Small towns are the same anywhere, he'd been taught to believe, but this wasn't Silt, which allowed him, walking the streets, a comfortable anonymity. Though no one he encountered was unfriendly, they did not know him beyond his smile, his nod, if they even noticed him at all. They did not know his family, his failures. They did not know or care that the money he paid with belonged by rights legal and ethical to his sister.

For weeks he had looked forward to disappearing, and walking the streets that afternoon, it seemed small-town Texas was just as good a place to court invisibility as Mexico. At least here he sort of spoke the language.

But this was still town. Marcus had come to prefer the country. He'd been happiest living twelve miles of back roads from Silt, which could only generously be referred to as town. Rebecca was of a decidedly more urban stripe. Once a week or so, Marcus would give in and take her into Wilmington, where they would shop at Target and see a movie and eat overpriced pasta and drink a bottle of wine marked up enough to make Marcus wince. Then they would head home up Highway 17 and turn finally onto 431, and immediately the wayside would close in above them, canopy even in the wintry months, turning their journey shadowy and lush, as if they were driving straight into a secret.

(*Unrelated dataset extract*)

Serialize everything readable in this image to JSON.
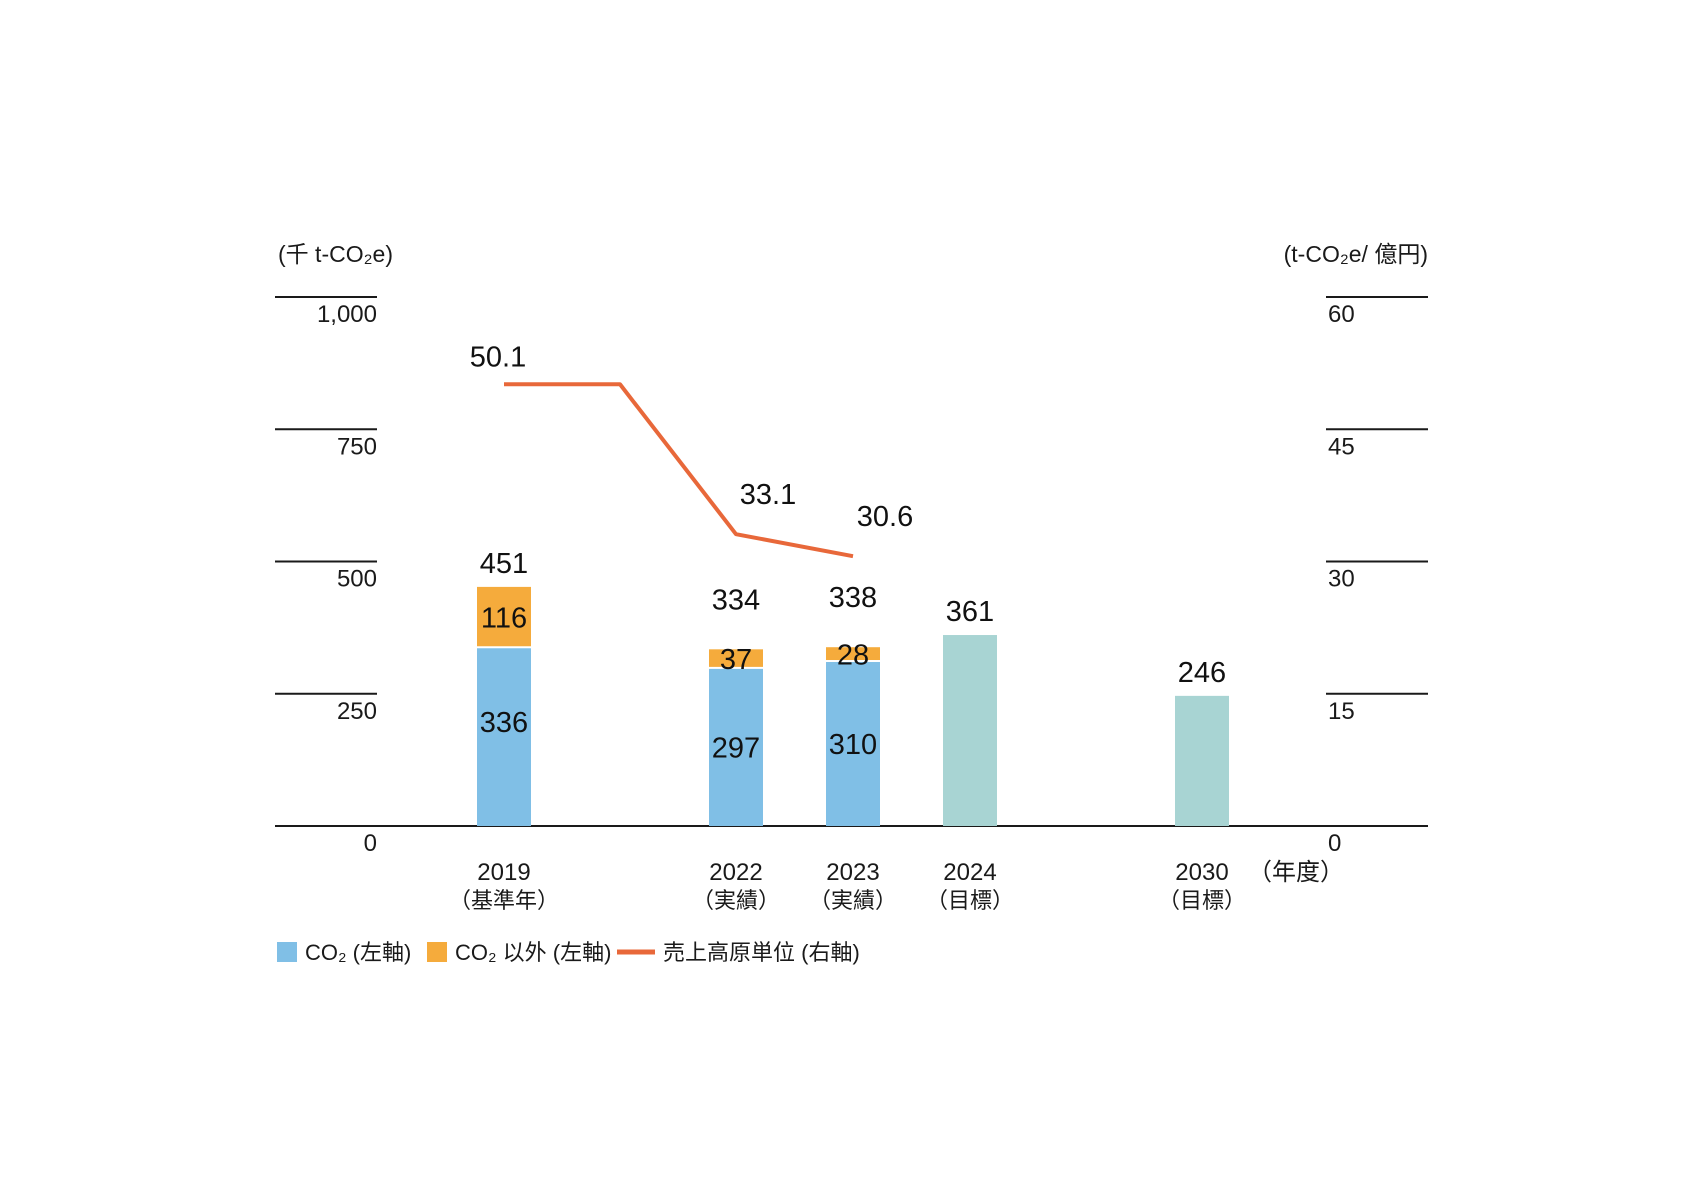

Marcus would welcome what Rebecca would dread. As they drove home, she'd tense up against the passenger door, so far away he felt his voice rising when he tried to small-talk her out of her moodiness.

The day she left, she said for the first time what she'd known for months, and what he had known she had known, had felt in the way she held it in: “You say you can't move because of your business, but your business is about to get taken away from you.”

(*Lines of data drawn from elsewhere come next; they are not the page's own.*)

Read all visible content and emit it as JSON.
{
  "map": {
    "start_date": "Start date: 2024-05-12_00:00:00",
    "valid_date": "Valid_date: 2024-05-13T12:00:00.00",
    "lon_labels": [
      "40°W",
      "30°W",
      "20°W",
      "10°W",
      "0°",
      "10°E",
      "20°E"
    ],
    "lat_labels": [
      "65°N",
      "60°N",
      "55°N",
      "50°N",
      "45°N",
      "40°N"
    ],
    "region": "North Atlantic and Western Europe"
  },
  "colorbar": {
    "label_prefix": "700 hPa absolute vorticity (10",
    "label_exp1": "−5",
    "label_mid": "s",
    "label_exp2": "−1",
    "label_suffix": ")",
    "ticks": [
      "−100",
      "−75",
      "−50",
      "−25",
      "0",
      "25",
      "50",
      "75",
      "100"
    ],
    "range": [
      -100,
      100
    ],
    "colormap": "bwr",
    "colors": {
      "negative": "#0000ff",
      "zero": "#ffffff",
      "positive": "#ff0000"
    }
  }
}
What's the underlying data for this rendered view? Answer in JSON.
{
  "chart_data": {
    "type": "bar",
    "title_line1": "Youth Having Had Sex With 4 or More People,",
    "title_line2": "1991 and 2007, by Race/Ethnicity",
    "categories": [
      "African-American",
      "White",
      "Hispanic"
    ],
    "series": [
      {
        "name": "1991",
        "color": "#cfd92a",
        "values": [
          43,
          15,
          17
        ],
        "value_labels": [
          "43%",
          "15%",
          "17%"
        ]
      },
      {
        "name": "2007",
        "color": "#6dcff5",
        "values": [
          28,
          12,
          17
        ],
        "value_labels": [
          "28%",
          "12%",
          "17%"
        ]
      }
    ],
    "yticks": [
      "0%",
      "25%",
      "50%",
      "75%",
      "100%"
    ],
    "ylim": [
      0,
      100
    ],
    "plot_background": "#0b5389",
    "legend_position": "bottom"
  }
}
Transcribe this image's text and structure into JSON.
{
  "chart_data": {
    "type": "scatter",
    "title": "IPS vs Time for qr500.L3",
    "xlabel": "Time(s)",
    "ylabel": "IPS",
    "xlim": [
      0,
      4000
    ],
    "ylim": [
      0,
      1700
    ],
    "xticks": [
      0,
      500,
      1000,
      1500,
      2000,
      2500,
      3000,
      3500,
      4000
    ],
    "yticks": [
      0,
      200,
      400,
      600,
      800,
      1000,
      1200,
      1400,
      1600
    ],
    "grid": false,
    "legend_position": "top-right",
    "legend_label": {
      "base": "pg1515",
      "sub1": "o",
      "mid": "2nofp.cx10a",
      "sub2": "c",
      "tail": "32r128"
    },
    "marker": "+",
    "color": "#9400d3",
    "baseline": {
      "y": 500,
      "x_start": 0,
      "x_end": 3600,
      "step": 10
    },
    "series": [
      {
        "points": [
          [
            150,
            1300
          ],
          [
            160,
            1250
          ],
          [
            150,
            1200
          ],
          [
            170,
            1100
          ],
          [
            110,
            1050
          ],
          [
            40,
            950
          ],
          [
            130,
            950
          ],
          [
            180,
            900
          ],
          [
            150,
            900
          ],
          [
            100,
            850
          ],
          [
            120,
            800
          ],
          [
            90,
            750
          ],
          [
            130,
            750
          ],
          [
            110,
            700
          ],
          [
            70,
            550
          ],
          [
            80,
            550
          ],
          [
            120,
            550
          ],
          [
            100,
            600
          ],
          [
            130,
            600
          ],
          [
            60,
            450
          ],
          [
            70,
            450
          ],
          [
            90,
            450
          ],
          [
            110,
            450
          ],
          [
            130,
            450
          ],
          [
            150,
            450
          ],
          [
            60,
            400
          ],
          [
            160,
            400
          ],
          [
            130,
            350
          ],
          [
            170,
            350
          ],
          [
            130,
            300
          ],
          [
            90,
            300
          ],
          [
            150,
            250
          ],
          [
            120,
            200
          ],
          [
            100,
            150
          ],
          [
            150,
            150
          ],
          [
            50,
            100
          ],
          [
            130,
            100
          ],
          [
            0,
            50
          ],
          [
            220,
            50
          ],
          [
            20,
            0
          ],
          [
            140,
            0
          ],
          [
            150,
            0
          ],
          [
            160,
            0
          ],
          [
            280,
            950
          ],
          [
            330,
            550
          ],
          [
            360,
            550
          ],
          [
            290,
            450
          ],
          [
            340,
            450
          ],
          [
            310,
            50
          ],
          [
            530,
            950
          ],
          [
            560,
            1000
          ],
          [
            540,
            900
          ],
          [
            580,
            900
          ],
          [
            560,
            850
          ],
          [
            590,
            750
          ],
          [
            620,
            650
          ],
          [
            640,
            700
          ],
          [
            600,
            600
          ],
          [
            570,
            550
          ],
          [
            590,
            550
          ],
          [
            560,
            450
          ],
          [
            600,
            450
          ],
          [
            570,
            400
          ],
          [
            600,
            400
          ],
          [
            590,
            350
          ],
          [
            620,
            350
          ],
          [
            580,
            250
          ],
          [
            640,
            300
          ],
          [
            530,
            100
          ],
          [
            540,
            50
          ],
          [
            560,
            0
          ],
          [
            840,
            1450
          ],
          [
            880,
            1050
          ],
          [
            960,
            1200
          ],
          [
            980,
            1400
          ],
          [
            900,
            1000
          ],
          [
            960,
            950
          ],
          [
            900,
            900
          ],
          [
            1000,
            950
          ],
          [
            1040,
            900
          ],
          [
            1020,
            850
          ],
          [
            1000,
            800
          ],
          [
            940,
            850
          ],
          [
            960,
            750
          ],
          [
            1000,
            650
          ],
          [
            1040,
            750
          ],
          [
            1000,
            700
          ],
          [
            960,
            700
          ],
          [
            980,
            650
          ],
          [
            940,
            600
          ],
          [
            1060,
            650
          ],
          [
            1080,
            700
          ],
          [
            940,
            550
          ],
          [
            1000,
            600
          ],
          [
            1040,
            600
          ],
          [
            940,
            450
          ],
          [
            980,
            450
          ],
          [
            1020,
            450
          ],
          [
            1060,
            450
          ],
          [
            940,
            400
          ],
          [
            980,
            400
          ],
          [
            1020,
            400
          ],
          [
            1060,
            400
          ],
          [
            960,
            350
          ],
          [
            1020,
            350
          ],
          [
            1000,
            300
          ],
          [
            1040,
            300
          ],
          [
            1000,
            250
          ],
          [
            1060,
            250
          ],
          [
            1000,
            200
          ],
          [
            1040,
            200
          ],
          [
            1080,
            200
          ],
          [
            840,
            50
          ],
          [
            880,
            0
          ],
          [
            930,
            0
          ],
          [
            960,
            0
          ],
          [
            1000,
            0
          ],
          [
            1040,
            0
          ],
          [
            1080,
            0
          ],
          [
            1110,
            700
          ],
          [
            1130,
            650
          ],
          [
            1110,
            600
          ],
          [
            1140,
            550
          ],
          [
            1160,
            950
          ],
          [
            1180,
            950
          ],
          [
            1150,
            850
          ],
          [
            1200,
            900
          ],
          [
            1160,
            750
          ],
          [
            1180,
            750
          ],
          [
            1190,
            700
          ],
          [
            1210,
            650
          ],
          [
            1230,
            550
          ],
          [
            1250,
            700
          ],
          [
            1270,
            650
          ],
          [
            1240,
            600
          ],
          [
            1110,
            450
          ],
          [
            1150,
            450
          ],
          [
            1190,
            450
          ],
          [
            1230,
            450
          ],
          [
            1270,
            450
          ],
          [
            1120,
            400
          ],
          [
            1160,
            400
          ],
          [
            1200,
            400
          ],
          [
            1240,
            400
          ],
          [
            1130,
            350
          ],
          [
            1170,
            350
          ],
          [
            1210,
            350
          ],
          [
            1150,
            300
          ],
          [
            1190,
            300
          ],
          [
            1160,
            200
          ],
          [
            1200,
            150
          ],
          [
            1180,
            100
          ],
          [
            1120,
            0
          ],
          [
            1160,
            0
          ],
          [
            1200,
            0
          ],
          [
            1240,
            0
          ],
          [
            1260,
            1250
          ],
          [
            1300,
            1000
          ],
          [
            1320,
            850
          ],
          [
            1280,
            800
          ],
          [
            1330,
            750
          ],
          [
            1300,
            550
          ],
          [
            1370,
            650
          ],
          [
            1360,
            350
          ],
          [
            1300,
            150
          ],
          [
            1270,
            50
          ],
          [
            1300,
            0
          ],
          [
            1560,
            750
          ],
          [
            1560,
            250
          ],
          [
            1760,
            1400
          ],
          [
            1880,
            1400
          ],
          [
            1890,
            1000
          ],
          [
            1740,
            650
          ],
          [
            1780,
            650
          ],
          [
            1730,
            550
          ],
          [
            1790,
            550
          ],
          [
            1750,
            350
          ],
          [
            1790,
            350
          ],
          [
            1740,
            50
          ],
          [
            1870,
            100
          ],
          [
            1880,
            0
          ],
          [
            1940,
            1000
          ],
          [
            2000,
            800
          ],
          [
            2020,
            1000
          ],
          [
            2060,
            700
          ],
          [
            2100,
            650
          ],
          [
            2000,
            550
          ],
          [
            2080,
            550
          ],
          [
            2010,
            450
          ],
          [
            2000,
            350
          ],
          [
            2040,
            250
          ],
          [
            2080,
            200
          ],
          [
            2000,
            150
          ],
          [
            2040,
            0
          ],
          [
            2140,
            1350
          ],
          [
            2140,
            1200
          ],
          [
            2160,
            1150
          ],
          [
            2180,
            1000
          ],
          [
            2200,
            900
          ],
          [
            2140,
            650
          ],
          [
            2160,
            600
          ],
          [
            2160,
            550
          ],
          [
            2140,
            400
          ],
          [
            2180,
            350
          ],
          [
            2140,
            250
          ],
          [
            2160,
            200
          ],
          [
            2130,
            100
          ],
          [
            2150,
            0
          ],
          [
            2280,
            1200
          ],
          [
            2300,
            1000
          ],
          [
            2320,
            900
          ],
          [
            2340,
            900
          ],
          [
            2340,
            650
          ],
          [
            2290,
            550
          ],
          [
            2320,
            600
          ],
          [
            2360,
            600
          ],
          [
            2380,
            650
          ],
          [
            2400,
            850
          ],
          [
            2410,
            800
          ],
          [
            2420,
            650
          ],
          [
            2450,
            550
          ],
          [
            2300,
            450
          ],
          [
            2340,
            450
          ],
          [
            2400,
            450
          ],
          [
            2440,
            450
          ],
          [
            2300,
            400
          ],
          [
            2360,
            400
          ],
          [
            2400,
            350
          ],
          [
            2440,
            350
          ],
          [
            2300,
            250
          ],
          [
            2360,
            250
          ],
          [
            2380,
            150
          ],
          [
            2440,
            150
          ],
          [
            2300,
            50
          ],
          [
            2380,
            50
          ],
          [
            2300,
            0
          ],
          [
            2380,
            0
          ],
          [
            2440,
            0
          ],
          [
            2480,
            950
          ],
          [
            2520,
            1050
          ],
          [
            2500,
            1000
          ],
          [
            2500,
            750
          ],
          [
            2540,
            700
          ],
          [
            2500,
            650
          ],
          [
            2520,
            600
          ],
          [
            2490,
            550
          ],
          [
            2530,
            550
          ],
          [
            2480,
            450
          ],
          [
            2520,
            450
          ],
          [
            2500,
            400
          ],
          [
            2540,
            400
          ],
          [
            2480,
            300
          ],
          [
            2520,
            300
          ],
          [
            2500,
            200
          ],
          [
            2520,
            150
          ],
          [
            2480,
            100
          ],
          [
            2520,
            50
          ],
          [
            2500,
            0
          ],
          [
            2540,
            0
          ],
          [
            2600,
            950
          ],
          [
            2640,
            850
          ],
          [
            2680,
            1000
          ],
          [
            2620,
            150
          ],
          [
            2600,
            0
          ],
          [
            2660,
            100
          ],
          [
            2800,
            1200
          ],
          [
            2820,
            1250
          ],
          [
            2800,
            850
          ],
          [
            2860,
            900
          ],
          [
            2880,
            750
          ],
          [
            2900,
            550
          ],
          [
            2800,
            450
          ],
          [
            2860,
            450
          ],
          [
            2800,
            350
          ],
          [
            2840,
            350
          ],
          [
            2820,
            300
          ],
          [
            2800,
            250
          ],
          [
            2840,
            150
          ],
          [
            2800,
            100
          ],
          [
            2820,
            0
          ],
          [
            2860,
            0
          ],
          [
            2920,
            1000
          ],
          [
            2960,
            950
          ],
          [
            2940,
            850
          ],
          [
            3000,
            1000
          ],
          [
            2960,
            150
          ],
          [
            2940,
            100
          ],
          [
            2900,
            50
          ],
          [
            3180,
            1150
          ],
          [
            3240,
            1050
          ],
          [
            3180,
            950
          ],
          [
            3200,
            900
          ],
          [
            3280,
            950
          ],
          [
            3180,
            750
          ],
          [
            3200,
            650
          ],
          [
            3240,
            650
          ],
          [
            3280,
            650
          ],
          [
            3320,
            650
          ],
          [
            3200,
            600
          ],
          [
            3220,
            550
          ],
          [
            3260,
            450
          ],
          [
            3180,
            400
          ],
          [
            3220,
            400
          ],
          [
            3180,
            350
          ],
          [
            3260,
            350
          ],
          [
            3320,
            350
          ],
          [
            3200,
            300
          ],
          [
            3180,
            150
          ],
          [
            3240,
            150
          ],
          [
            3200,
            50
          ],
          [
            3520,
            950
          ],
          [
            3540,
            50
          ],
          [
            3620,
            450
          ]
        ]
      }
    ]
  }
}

“It's not as bad as all that,” he said.

“You think I don't ever get the mail? You're always trying to beat me out to the box, but sometimes the mailman comes when you're up at the center. Jesus, Marc. Just say it.”

“Say what?”

“You won't move for me. You'd rather stay here and lose everything than meet me halfway.”

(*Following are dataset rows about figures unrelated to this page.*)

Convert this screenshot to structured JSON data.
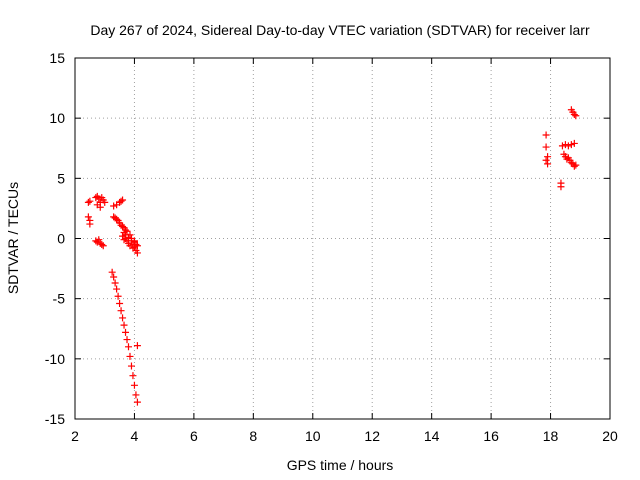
{
  "chart_data": {
    "type": "scatter",
    "title": "Day 267 of 2024, Sidereal Day-to-day VTEC variation (SDTVAR) for receiver larr",
    "xlabel": "GPS time / hours",
    "ylabel": "SDTVAR / TECUs",
    "xlim": [
      2,
      20
    ],
    "ylim": [
      -15,
      15
    ],
    "x_ticks": [
      2,
      4,
      6,
      8,
      10,
      12,
      14,
      16,
      18,
      20
    ],
    "y_ticks": [
      -15,
      -10,
      -5,
      0,
      5,
      10,
      15
    ],
    "x_tick_labels": [
      "2",
      "4",
      "6",
      "8",
      "10",
      "12",
      "14",
      "16",
      "18",
      "20"
    ],
    "y_tick_labels": [
      "-15",
      "-10",
      "-5",
      "0",
      "5",
      "10",
      "15"
    ],
    "grid": true,
    "marker": "+",
    "series": [
      {
        "name": "SDTVAR",
        "color": "#ff0000",
        "points": [
          [
            2.45,
            3.0
          ],
          [
            2.5,
            3.1
          ],
          [
            2.45,
            1.8
          ],
          [
            2.5,
            1.5
          ],
          [
            2.5,
            1.2
          ],
          [
            2.7,
            3.4
          ],
          [
            2.75,
            3.5
          ],
          [
            2.8,
            3.3
          ],
          [
            2.85,
            3.0
          ],
          [
            2.9,
            3.4
          ],
          [
            2.95,
            3.2
          ],
          [
            2.75,
            2.8
          ],
          [
            2.85,
            2.6
          ],
          [
            3.0,
            3.0
          ],
          [
            2.7,
            -0.2
          ],
          [
            2.75,
            -0.3
          ],
          [
            2.8,
            -0.1
          ],
          [
            2.85,
            -0.4
          ],
          [
            2.9,
            -0.5
          ],
          [
            2.95,
            -0.6
          ],
          [
            3.3,
            2.7
          ],
          [
            3.4,
            2.8
          ],
          [
            3.5,
            3.0
          ],
          [
            3.55,
            3.1
          ],
          [
            3.6,
            3.2
          ],
          [
            3.3,
            1.8
          ],
          [
            3.35,
            1.7
          ],
          [
            3.4,
            1.6
          ],
          [
            3.45,
            1.5
          ],
          [
            3.5,
            1.3
          ],
          [
            3.55,
            1.1
          ],
          [
            3.6,
            1.0
          ],
          [
            3.65,
            0.9
          ],
          [
            3.65,
            0.5
          ],
          [
            3.7,
            0.3
          ],
          [
            3.7,
            0.0
          ],
          [
            3.75,
            -0.2
          ],
          [
            3.75,
            0.6
          ],
          [
            3.8,
            0.1
          ],
          [
            3.8,
            -0.4
          ],
          [
            3.85,
            0.3
          ],
          [
            3.85,
            -0.6
          ],
          [
            3.9,
            -0.2
          ],
          [
            3.9,
            0.0
          ],
          [
            3.95,
            -0.5
          ],
          [
            3.95,
            -0.8
          ],
          [
            4.0,
            -0.3
          ],
          [
            4.0,
            -0.7
          ],
          [
            4.05,
            -0.5
          ],
          [
            4.05,
            -1.0
          ],
          [
            4.1,
            -0.6
          ],
          [
            4.1,
            -1.2
          ],
          [
            3.6,
            0.2
          ],
          [
            3.65,
            -0.1
          ],
          [
            3.7,
            0.7
          ],
          [
            4.0,
            -0.2
          ],
          [
            3.25,
            -2.8
          ],
          [
            3.3,
            -3.2
          ],
          [
            3.35,
            -3.7
          ],
          [
            3.4,
            -4.2
          ],
          [
            3.45,
            -4.8
          ],
          [
            3.5,
            -5.4
          ],
          [
            3.55,
            -6.0
          ],
          [
            3.6,
            -6.6
          ],
          [
            3.65,
            -7.2
          ],
          [
            3.7,
            -7.8
          ],
          [
            3.75,
            -8.4
          ],
          [
            3.8,
            -9.0
          ],
          [
            3.85,
            -9.8
          ],
          [
            3.9,
            -10.6
          ],
          [
            3.95,
            -11.4
          ],
          [
            4.0,
            -12.2
          ],
          [
            4.05,
            -13.0
          ],
          [
            4.1,
            -13.6
          ],
          [
            4.1,
            -8.9
          ],
          [
            17.85,
            8.6
          ],
          [
            17.85,
            7.6
          ],
          [
            17.9,
            6.8
          ],
          [
            17.85,
            6.5
          ],
          [
            17.9,
            6.2
          ],
          [
            18.35,
            4.6
          ],
          [
            18.35,
            4.3
          ],
          [
            18.4,
            7.7
          ],
          [
            18.5,
            7.8
          ],
          [
            18.6,
            7.7
          ],
          [
            18.7,
            7.8
          ],
          [
            18.8,
            7.9
          ],
          [
            18.45,
            7.0
          ],
          [
            18.5,
            6.8
          ],
          [
            18.55,
            6.6
          ],
          [
            18.6,
            6.7
          ],
          [
            18.65,
            6.5
          ],
          [
            18.7,
            6.3
          ],
          [
            18.75,
            6.2
          ],
          [
            18.8,
            6.0
          ],
          [
            18.85,
            6.1
          ],
          [
            18.7,
            10.7
          ],
          [
            18.75,
            10.5
          ],
          [
            18.8,
            10.3
          ],
          [
            18.85,
            10.2
          ]
        ]
      }
    ]
  }
}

“Where is halfway?” he said, and it had turned out to be the last thing he'd said to Rebecca before she got in her Honda and drove away.

Remembering these words made Marcus crave back road. He needed to see the desert in daylight. According to the map, Big Bend National Park was nearby. A short hike would feel good after all those days driving. He was headed back to the hotel to fetch his truck when he spotted a park ranger coming out of the TransPecos Bank.

Marcus's long-standing admiration of park rangers had peaked when he'd briefly been one himself. Well, sort of—he neither wore a khaki uniform nor drew a pension from state or government, but he was stationed there at the center to answer the questions, however idiotic, his visitors asked about the local flora. Who better to ask about a hike than a park ranger?

The man was halfway into his vehicle when Marcus hailed him from the middle of the street.

“Excuse me,” said Marcus. “I'm assuming you work down in the park?” Marcus knew enough not to call it by its full, proper name, having visited enough parks on his fact-finding road trip to know that employees and locals always referred to Yellowstone or Great Smoky Mountains as “the park.”

The man nodded. He looked to be about thirty. He had his keys in his hand, his other hand on the door of his truck. Marcus attributed his standoffishness to the fact that he'd just come out of a bank. Terrible places run by crooks. He was about to say so to the ranger but remembered his John Waters comment to the desk clerk and thought that, now that he was among people again, he best stick to business instead of trying to come across as funny or conspiratorial.

“I'm just here for a few days. You wouldn't happen to know of a day hike down in the park, or anywhere around here, that would not prove too strenuous for a man who has been living at sea level for the last decade?”

“Where you coming from?” asked the ranger. He relaxed a bit, put his keys in his pocket, but still seemed a little curt, as if it should have been obvious to Marcus that he was off the clock.